Of God and His Creatures

This argument will sound superfluous to most modern ears, content as men now are to register and argue phenomena, without regard to essences and substances, or altogether disbelieving in such 'things in themselves.' We have thousands of practical electricians; but who knows the essence of electricity? Even if molecular science shall ever conduct us to an accepted theory of the ultimate constituents of matter, we can scarcely hope thence to deduce the phenomena even of a pebble or one grain of sand. They are likely to prove complex beyond human calculation. The only essences that we know, and can use as a basis of deduction, are those which answer to certain abstract conceptions, as 'triangle,' 'fortitude,' 'sovereignty.' Starting with implicit confidence in the dicta of Aristotle, and lightly landing in conclusions by a priori methods, mediaeval philosophers generally had no idea of the vast complexity of nature and of their own ignorance of physics.
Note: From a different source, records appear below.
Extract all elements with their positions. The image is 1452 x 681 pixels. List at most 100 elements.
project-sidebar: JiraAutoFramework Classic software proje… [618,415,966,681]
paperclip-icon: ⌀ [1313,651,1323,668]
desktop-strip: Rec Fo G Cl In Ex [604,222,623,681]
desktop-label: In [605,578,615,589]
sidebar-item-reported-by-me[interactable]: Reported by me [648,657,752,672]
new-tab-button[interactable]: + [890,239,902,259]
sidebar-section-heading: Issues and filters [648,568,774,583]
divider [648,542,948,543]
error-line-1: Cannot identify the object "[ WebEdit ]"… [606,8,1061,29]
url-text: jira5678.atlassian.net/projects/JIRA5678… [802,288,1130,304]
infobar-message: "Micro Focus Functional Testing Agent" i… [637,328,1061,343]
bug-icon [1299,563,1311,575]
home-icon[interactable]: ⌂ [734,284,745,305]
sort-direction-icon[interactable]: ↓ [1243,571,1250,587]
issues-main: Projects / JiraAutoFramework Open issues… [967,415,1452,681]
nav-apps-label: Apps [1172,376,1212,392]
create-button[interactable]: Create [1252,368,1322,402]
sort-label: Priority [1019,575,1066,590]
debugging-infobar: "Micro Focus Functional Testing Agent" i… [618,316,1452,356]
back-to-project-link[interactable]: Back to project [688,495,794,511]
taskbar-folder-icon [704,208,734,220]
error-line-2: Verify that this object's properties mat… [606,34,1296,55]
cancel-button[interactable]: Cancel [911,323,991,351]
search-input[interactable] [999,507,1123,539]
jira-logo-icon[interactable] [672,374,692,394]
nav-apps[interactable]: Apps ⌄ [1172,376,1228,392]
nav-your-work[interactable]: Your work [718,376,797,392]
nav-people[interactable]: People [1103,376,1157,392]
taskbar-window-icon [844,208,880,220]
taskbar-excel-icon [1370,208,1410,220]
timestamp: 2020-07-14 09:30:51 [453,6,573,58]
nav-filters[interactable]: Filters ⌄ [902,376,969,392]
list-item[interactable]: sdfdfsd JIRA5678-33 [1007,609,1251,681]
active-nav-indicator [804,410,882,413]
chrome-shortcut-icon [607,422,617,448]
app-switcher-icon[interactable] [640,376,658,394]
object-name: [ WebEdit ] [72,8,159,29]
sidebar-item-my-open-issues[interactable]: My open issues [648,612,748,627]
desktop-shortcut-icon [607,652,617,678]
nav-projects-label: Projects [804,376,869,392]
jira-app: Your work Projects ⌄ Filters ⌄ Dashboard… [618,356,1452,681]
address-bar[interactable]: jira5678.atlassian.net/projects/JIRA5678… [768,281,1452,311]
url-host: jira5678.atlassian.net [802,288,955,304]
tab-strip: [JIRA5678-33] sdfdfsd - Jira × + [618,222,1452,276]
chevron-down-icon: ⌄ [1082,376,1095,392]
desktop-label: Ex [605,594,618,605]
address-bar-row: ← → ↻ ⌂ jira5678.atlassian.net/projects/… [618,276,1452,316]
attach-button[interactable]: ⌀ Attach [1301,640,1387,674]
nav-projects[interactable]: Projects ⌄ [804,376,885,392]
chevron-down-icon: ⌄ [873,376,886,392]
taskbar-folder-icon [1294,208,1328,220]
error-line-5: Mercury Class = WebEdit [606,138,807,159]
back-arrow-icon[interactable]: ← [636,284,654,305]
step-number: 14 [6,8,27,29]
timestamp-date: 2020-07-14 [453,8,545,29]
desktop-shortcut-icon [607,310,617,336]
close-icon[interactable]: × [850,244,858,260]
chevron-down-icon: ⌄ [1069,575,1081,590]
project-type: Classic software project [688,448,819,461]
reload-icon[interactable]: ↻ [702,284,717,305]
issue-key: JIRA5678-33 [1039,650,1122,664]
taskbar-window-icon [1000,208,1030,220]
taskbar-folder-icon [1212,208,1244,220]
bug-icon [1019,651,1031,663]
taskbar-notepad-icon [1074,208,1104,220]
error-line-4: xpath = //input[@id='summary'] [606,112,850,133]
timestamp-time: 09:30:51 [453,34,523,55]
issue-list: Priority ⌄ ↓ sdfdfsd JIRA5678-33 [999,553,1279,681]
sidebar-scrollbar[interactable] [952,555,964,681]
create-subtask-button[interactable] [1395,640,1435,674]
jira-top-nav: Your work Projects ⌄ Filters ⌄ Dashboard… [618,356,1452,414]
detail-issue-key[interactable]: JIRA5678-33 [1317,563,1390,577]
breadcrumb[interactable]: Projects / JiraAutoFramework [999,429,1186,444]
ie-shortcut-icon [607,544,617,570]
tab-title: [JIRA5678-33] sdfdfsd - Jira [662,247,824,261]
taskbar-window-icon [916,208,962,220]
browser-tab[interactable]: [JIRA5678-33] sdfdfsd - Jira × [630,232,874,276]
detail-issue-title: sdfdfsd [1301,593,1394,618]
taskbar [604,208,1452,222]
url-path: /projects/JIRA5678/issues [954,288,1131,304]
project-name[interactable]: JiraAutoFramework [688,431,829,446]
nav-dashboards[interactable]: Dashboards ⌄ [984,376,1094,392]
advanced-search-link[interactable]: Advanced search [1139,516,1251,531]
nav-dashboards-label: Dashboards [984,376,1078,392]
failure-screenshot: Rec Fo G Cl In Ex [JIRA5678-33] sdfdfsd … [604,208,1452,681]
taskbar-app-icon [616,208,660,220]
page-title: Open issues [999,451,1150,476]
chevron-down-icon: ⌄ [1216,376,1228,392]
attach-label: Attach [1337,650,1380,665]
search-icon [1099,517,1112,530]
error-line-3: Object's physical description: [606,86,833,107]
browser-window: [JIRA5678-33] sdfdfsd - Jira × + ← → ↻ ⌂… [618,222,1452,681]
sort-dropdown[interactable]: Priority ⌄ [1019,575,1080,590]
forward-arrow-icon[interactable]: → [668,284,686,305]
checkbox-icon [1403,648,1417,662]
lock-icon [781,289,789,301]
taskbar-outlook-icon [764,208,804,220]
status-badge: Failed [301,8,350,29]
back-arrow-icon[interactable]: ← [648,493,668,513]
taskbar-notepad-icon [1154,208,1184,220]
We know more physics than they did, and we know our own ignorance better. We stand stupefied and bewildered before the intricacy and vastness of nature. And if nature is so far unknowable to us, how must God transcend our knowledge? This St Thomas recognises (B. IV, Chap. 1). Not the mystery and unknowableness of God needs to be brought home to the modern mind, but the fact that anything can be known with certainty about God at all.